Edward Hopper, Automat – Courtesy cultura.biografieonline.it

 

The images are almost photographic or even cinematographic, but at the same time intrinsically surreal, with a hint of metaphysics a la Giorgio de Chirico: the scenes of daily life he portrays are like a still image wrapped in dense silence, as if the people involved had remained trapped in the action they were doing and could not help but wait.

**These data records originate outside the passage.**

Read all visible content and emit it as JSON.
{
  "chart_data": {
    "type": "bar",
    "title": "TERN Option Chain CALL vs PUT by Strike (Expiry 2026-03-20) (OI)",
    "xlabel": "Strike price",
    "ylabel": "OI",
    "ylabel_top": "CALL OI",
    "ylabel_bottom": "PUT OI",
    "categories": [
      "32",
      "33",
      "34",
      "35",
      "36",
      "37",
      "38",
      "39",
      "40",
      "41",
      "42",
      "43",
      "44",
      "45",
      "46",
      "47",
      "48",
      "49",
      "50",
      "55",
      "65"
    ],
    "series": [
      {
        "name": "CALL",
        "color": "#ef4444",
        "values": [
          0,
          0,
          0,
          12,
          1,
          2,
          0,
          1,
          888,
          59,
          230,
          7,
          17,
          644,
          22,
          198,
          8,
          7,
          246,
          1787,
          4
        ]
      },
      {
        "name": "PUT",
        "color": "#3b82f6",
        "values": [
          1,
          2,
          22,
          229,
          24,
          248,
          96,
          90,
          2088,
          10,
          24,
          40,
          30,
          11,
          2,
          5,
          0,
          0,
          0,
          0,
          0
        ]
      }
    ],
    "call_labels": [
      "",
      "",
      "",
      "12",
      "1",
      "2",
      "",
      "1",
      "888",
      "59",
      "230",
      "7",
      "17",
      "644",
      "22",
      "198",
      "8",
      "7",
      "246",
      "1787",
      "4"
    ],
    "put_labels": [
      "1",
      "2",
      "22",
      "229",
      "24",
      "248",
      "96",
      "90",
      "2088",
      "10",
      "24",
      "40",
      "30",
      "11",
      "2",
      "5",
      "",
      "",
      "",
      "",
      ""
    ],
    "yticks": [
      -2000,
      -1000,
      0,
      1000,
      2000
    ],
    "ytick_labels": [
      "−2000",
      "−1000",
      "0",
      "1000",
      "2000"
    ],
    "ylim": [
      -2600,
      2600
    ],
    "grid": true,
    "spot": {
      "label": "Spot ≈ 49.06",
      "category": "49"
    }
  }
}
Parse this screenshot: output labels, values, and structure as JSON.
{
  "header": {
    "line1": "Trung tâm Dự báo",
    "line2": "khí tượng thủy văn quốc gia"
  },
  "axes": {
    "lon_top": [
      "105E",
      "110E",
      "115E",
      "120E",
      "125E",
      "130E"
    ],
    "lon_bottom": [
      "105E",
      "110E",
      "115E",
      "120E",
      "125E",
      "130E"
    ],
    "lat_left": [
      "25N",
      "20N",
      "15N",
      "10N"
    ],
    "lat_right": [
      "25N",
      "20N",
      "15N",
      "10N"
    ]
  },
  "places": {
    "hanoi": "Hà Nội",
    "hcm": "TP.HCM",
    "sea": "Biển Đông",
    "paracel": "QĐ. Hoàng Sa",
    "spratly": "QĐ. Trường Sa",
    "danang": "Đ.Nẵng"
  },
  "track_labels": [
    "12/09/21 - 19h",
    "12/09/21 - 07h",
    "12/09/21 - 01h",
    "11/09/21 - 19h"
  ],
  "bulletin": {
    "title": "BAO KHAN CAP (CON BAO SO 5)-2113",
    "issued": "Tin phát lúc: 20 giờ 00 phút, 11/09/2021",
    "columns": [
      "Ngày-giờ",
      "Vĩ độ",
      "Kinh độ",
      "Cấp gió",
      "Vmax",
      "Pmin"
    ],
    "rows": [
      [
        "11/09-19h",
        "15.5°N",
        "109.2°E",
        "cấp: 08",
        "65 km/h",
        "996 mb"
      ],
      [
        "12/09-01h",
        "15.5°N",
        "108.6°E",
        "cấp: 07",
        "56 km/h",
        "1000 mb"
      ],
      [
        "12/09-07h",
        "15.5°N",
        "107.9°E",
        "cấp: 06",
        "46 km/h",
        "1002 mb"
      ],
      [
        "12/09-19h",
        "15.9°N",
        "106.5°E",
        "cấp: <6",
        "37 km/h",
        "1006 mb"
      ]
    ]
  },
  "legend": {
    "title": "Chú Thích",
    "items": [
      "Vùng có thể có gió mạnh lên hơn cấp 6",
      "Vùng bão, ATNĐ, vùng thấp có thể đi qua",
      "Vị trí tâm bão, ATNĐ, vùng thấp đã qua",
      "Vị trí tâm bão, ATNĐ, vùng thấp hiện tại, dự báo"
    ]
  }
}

However, Hopper himself was not so happy with this title of painter of “loneliness”: his intent, unlike his contemporaries, was to bring to canvas the intimacy, the psychological implications, of those who were living in an ancient era. ‘sign of progress and optimism.

 

Edward Hopper, Morning Sun – Courtesy edwardhopper.net

 

Although the discomfort that exists in the atmosphere at times seems so evident, could it not perhaps be a mystification of moments of calm, of reflection, in which the interiority is exposed?

Does each of the protagonists of these scenes actually feel sad in their loneliness to confirm Jean Paul Sartre’s statement, or are they simply experiencing a moment dedicated to themselves? What is the woman from Automat thinking about, or what thoughts is the protagonist of Morning Sun getting lost in? Is the man in Pennsylvania Coal Town just dedicating himself to housework, or will there be more in his gaze?